UI Design, UX Design, Product Strategy, Prototyping & Testing, vQA
DAT has been the freight logistics industry standard for decades. (DAT stands for ‘Dial-A-Truck’ – the company started off posting loads at rest areas where truckers could call in and bid on the load!)
DAT powers the trucking industry in North America through a suite of data and logistics tools utilized by carriers (truckers) shippers (those who need their goods trucked), and brokers (the middlepeople who ensure shipments get from point A to point B without a hitch).
At its essence, DAT enables goods to be sent by truck from point A to point B. But distilling the mission like that undersells how complex the challenge truly is. For context, in 2022, 400 million truckload shipments were posted to DAT!
In recent years, however, competitors have been nipping at the company’s heels, offering new technology and features.
Our mission was to audit and redesign DAT’s product offerings and identify ways to improve the experience for its key users (brokers, carriers and shippers).
DAT’s product offerings were siloed by customer segment. Tools for brokers didn’t necessarily look or act anything like tools for carriers, and that led to confusion and inefficiencies (solvable ones!)
Our efforts helped bring DAT One to life, which took the company’s disparate products and unified them into a single platform. Continuity across platforms meant reduced friction between users
I focused much of my efforts on a brand new product called Private Network. Working with a couple of wonderful and talented UX Designers at DAT, we sought to build a platform that let users connect with each other, forming a network of trusted partners that improved efficiency and trust – why scroll through a long list of carriers when you have a curated list of folks you know and trust!
Truck drivers need to complete an onboarding process, aptly called OnBoard, each time they want to bid on a shipment posted by broker they've never worked with before. Drivers would complain that they'd lose out on shipments because the OnBoard process took so long. That's unacceptable!
I audited the process and discovered a ton of opportunity to improve and expedite the experience. Leveraging publicly available data via API calls autocompleted a lot of the required fields, and adding a sidebar containing the shipment status lets drives know whether the shipment is still available.
The old process would take upwards of half an hour. We clocked the new and improved OnBoard in the 5-7 minute range.
A unified platform necessitated a unified design system. I helped with DAT One’s design system and information architecture, factoring in the needs of customers who use features like load posting and tracking.
The design system greatly helped streamline our efforts and reduced the chance for inconsistencies thanks to a robust set of reusable components and clear guidelines.

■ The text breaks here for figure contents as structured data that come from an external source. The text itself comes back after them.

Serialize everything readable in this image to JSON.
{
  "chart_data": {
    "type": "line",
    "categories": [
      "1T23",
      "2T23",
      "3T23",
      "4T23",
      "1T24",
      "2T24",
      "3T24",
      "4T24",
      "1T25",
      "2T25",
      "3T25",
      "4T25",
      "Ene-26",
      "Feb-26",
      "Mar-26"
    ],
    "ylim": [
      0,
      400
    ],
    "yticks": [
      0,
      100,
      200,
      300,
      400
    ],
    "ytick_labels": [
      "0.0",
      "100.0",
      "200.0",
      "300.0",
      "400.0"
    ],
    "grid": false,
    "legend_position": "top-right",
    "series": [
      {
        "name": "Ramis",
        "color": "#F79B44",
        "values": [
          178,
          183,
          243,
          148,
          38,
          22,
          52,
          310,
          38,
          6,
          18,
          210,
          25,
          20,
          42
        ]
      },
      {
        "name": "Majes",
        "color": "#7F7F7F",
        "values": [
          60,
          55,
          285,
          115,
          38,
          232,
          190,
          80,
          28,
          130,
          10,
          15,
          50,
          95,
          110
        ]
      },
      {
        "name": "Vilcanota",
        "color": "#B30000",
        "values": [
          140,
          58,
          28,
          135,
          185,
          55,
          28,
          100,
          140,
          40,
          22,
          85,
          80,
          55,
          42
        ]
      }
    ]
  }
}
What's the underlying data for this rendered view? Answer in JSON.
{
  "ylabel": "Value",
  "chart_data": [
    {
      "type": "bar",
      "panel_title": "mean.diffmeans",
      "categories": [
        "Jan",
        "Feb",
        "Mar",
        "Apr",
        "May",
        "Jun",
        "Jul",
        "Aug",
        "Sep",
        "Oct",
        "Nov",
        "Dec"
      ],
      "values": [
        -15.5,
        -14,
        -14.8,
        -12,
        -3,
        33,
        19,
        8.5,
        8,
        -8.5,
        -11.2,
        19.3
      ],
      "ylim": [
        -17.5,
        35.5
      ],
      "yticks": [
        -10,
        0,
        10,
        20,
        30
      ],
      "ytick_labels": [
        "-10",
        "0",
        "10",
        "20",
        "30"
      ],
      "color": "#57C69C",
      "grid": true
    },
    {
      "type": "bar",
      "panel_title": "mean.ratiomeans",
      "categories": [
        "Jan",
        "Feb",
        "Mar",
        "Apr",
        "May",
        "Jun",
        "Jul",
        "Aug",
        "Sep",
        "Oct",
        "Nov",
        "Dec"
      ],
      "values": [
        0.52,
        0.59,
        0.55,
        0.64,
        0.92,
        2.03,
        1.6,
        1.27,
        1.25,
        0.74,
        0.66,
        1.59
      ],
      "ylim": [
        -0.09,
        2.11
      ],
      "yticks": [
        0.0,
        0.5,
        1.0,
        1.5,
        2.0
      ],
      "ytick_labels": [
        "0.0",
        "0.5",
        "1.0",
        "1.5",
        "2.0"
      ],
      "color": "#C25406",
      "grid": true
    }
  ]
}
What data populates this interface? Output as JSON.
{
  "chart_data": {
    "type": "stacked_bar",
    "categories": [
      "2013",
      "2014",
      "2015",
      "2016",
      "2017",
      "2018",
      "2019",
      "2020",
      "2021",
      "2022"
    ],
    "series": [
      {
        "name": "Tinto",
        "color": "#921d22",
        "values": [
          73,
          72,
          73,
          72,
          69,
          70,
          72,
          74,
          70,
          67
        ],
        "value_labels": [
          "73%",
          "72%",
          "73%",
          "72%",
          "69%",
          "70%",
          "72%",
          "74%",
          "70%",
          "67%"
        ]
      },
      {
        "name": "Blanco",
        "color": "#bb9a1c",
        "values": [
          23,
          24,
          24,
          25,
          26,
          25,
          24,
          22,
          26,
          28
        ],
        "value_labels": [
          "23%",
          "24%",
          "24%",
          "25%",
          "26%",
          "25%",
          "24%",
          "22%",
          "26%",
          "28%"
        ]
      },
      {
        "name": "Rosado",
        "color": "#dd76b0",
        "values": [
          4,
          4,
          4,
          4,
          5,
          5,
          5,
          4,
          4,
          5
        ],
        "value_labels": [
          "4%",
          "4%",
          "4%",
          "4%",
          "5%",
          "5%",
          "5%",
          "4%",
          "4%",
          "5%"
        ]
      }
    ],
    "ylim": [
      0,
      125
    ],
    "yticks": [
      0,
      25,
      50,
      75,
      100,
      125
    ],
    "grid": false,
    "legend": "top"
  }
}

When I was first brought on to the project, DAT was preparing to launch its newly redesigned marketing site. Armed with a background in front-end web design, I was able to not only conduct a full visual quality assurance audit of the site, but troubleshoot and provide solutions for most of the bugs I identified.
Freight logistics is head-spinningly complex. Ever since working with DAT, I’ve had a newfound sense of reverence and appreciation for trucks on the highway now that I know the full extent of what goes into their journey.
As for my role, this was an intimidating project to dive into. However, over time I realized that the goal was quite simple: Find the most effective way to connect brokers who need loads shipped with truckers who can ship the loads. At that point it was just a matter of finding and improving upon any element of the overall experience that impacts that basic goal. That lesson has since helped me address seemingly unmovable obstacles in projects.